悲鳴の直ぐ後、先程の大量の土砂が吹き出される前の、何かを引きずる音が聞こえる。今度は間隔が早い。穴の中から、もがき苦しんでいるかの錯覚を受ける。
誰もが穴に注目した――。
そう、誰しも穴の中から現れると思っていた。
ソイツは、ルークの直ぐ後ろの地面から姿を現した。先程吹き出した大量の土砂の溜まった小山から、地面を割って飛び出して来た。

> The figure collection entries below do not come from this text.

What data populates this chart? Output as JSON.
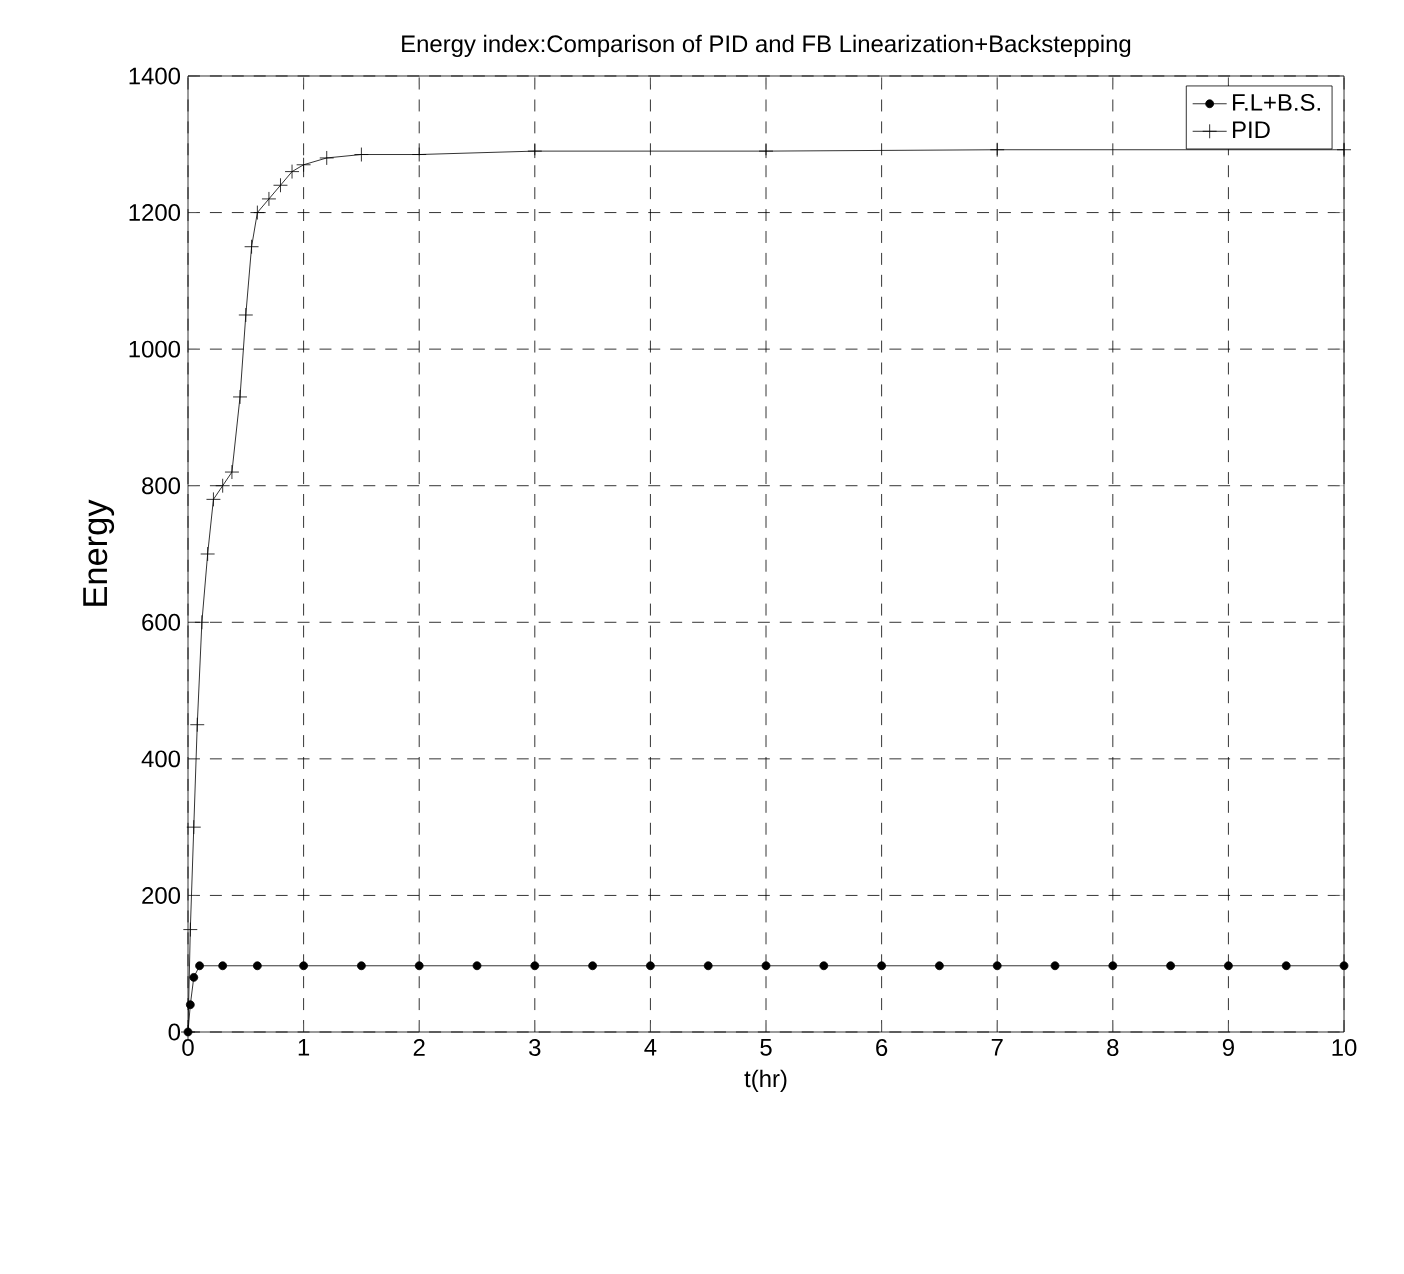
{
  "chart_data": {
    "type": "line",
    "title": "Energy index:Comparison of PID and FB Linearization+Backstepping",
    "xlabel": "t(hr)",
    "ylabel": "Energy",
    "xlim": [
      0,
      10
    ],
    "ylim": [
      0,
      1400
    ],
    "xticks": [
      0,
      1,
      2,
      3,
      4,
      5,
      6,
      7,
      8,
      9,
      10
    ],
    "yticks": [
      0,
      200,
      400,
      600,
      800,
      1000,
      1200,
      1400
    ],
    "grid": true,
    "legend": "top right",
    "series": [
      {
        "name": "F.L+B.S.",
        "color": "#000000",
        "marker": "circle",
        "x": [
          0,
          0.02,
          0.05,
          0.1,
          0.3,
          0.6,
          1,
          1.5,
          2,
          2.5,
          3,
          3.5,
          4,
          4.5,
          5,
          5.5,
          6,
          6.5,
          7,
          7.5,
          8,
          8.5,
          9,
          9.5,
          10
        ],
        "values": [
          0,
          40,
          80,
          97,
          97,
          97,
          97,
          97,
          97,
          97,
          97,
          97,
          97,
          97,
          97,
          97,
          97,
          97,
          97,
          97,
          97,
          97,
          97,
          97,
          97
        ]
      },
      {
        "name": "PID",
        "color": "#000000",
        "marker": "cross",
        "x": [
          0,
          0.02,
          0.05,
          0.08,
          0.12,
          0.17,
          0.22,
          0.3,
          0.38,
          0.45,
          0.5,
          0.55,
          0.6,
          0.7,
          0.8,
          0.9,
          1.0,
          1.2,
          1.5,
          2,
          3,
          5,
          7,
          10
        ],
        "values": [
          0,
          150,
          300,
          450,
          600,
          700,
          780,
          800,
          820,
          930,
          1050,
          1150,
          1200,
          1220,
          1240,
          1260,
          1270,
          1280,
          1285,
          1285,
          1290,
          1290,
          1292,
          1292
        ]
      }
    ]
  }
}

「ズズズズズッ・ズズッズズズウ・ギシャワオ————‼」
「ウワッ——! み、みみずだ——!」
「キ、キャ————。気持ち悪い————」
俺と卯月は同時に叫んでいた。ミミズだ。確かに、ミミズ。しかも巨大だ。何て言ったらいいのか、とにかく巨大なのだ。穴の大きさが直径3mあるのは、コイツが土砂を吐き出す為の大きさ。つまり、この巨大ミミズの胴回りだ。胴回りも大きいが長さも半端じゃない。色も気色悪い。胴体は赤黒く体液を帯びていて光沢がぬめりとしている。

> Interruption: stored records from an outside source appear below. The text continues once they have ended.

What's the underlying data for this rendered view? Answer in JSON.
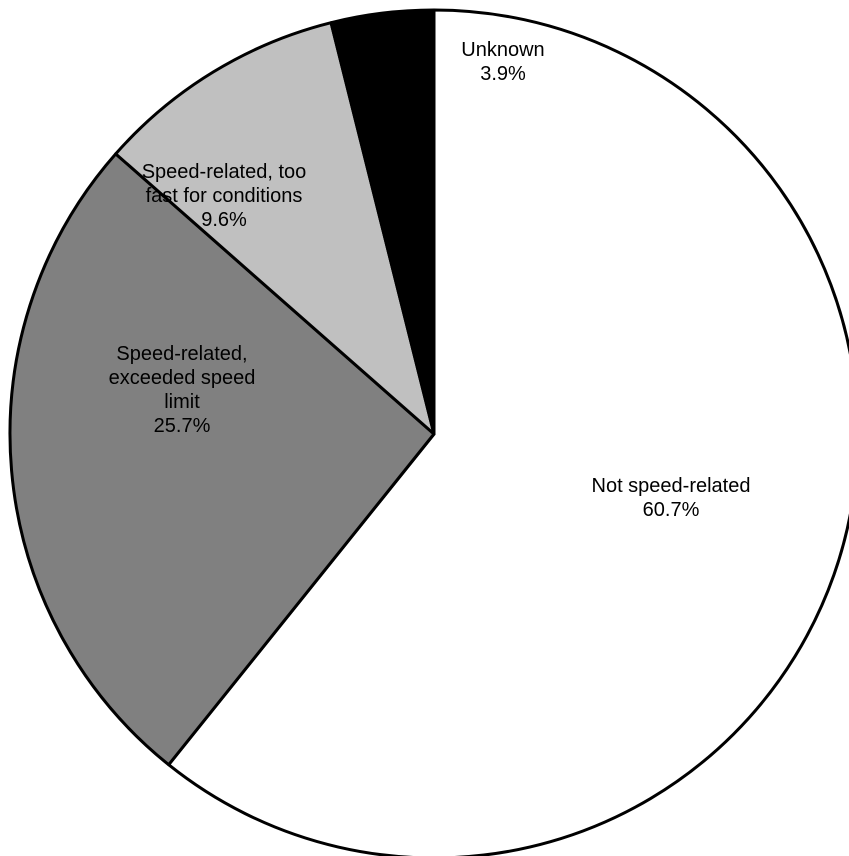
{
  "chart_data": {
    "type": "pie",
    "title": "",
    "slices": [
      {
        "label": [
          "Not speed-related",
          "60.7%"
        ],
        "name": "Not speed-related",
        "value": 60.7,
        "color": "#ffffff"
      },
      {
        "label": [
          "Speed-related,",
          "exceeded speed",
          "limit",
          "25.7%"
        ],
        "name": "Speed-related, exceeded speed limit",
        "value": 25.7,
        "color": "#808080"
      },
      {
        "label": [
          "Speed-related, too",
          "fast for conditions",
          "9.6%"
        ],
        "name": "Speed-related, too fast for conditions",
        "value": 9.6,
        "color": "#c0c0c0"
      },
      {
        "label": [
          "Unknown",
          "3.9%"
        ],
        "name": "Unknown",
        "value": 3.9,
        "color": "#000000"
      }
    ]
  }
}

まだ体の一部しか地面から現していないが、太さを考えると全長80mは有るかも知れない。そんな恐ろしく太いミミズが、怒り狂った様に地面からその巨体を現し、自分を傷付けた相手を捜すかの様に、怒りくねっている。見るからに受け付けない。グロイ。キモイ。えげつない。見ているだけで鳥肌が立ってきそうなのだ。
そのミミズの先端に有る顔の部分は大きな穴が空いている。穴は口だ。大きな口の周りには、イソギンチャクの様なヒゲの様な触覚が無数に生えている。ヘビが自分の頭より大きな獲物を飲み込む為に、自分のアゴを外し相手を丸呑みするかの様に、ミミズの口が大きく開いている。地上から30mほどに立ち上がり鎌首をあげている。
やがて、その巨大ミミズは目標物を見つけると、大きな口を広げて地面に立っているルークに向かって襲いかかった。
『——クッ! 予想通りワームが出てきやがったか……。俺はコイツ嫌いなんだよなぁ。仕方が無い……』
弱音ともとれる呟きと共に、ルークはワームの攻撃をバックステップで捌き、上空に飛び上がって避けた。勢いがついていたのか、奇襲が空振りとなったワームの頭は
『——チッ! 仕方が無い。覚悟を決めてやるしか無いのか?』
諦めの様に呟くと、又してもルークは自らの翼の羽根を一本抜いた。
『フン! ウォッ——!』
再び羽根に念を送る。今度は長剣が具現化した。ルークの身長は2mだ。その身長に負けず劣らず長くて細い。ルークは空中に浮かんでいる為か、太陽の光を反射して長剣は眩しく光っている。持っている柄の部分は青白く燃えて紫電を発して見える。
ルークの具現化する武器は全て青白い。何か、ルークにとっての属性があるのだろうか?
『さぁ、こい!』
長剣を構えるルークの真下から、ワームが地面を割って姿を現した。真下から大きく口を開き、いまにもルークを飲み込む勢いで、真上に向かって怒涛の如く伸び上がっていく。